Last month Guidepost Magazine published the story of my healing experience. (Well, one of my healing experiences.)
The story focused on the period following spinal surgery in 2004, or more specifically, the period following complications that arose several months after the surgery. I was suddenly experiencing severe migraines. I couldn’t work. I couldn’t function. Apparently I’d somehow torn my spinal column and the “hydraulic system” that keeps the brain safely floating/cushioned in fluid was leaking. The cure, it seemed, was bed rest. Complete and utter, not-fooling-around, bed rest. In fact, my hips needed to be elevated higher than my head to ensure that what fluid was in the system was getting to my brain.
This is not a medical condition that you hear much about. Diagnosis is generally based on “positional headaches.” Standing up = severe headaches. Within minutes of lying down = no headache. My headaches were accompanied by nausea and vomiting. All in all I was not having a good time. Several misdiagnosis preceded the final determination. It was a relief to have a diagnosis that made some sense, and a course of action no matter how passive.

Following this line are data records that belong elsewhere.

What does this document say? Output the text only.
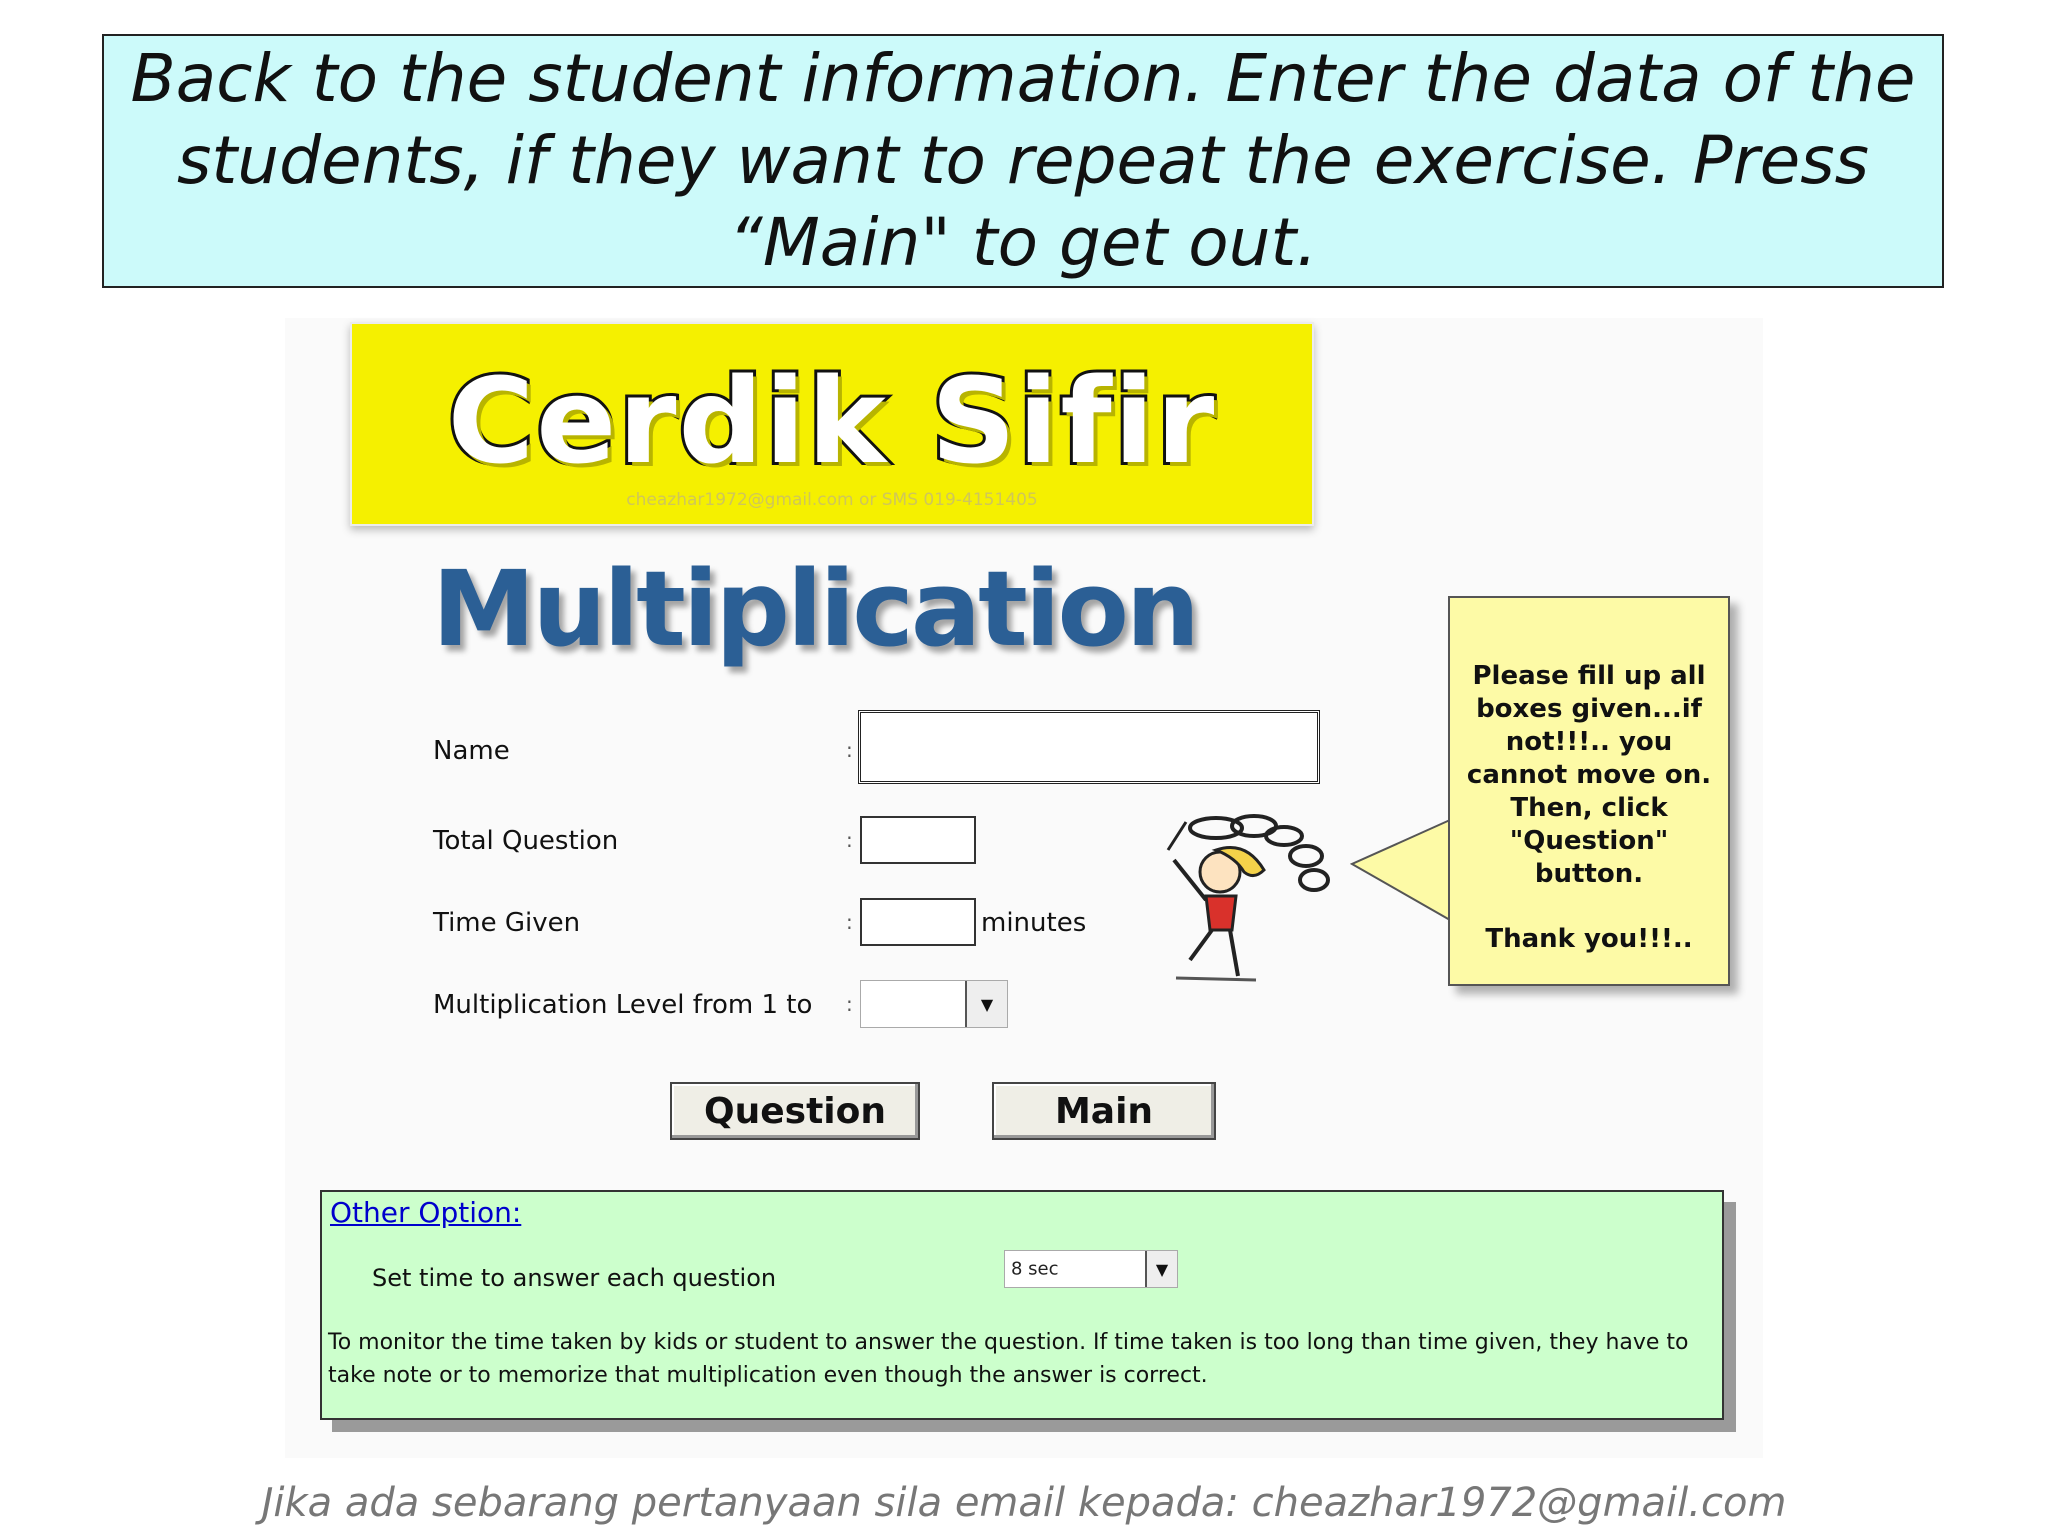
Back to the student information. Enter the data of the students, if they want to repeat the exercise. Press “Main" to get out.
Cerdik Sifir
cheazhar1972@gmail.com or SMS 019-4151405
Multiplication
Name	:
Total Question	:
Time Given	:	minutes
Multiplication Level from 1 to :	▼
Question	Main
Please fill up all boxes given...if not!!!.. you cannot move on. Then, click "Question" button.
Thank you!!!..
Other Option:
Set time to answer each question	8 sec	▼
To monitor the time taken by kids or student to answer the question. If time taken is too long than time given, they have to take note or to memorize that multiplication even though the answer is correct.
Jika ada sebarang pertanyaan sila email kepada: cheazhar1972@gmail.com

A few weeks ago I received a letter from an Amish lady named Eva. It seems she is leaking spinal fluid. We played a round of phone tag and I wrote her a letter. We finally got a chance to talk. My article prompted her to re-engage with the medical community. When I spoke with her, she had made an appointment with a neurologist. Her husband left me another voice mail last week after the visit with the doctor, and I in turn left them a voice mail. I’m writing another letter today. I am so glad to be able to offer some practical advice and speak from experience. Eva is the first person I’ve “met” who’s suffered from leaking spinal fluid.
This is what motivated me to get the story published. It’s part of what motivates me to publish my thoughts and experiences here: the idea that someone somewhere will read these words and be touched in a positive way.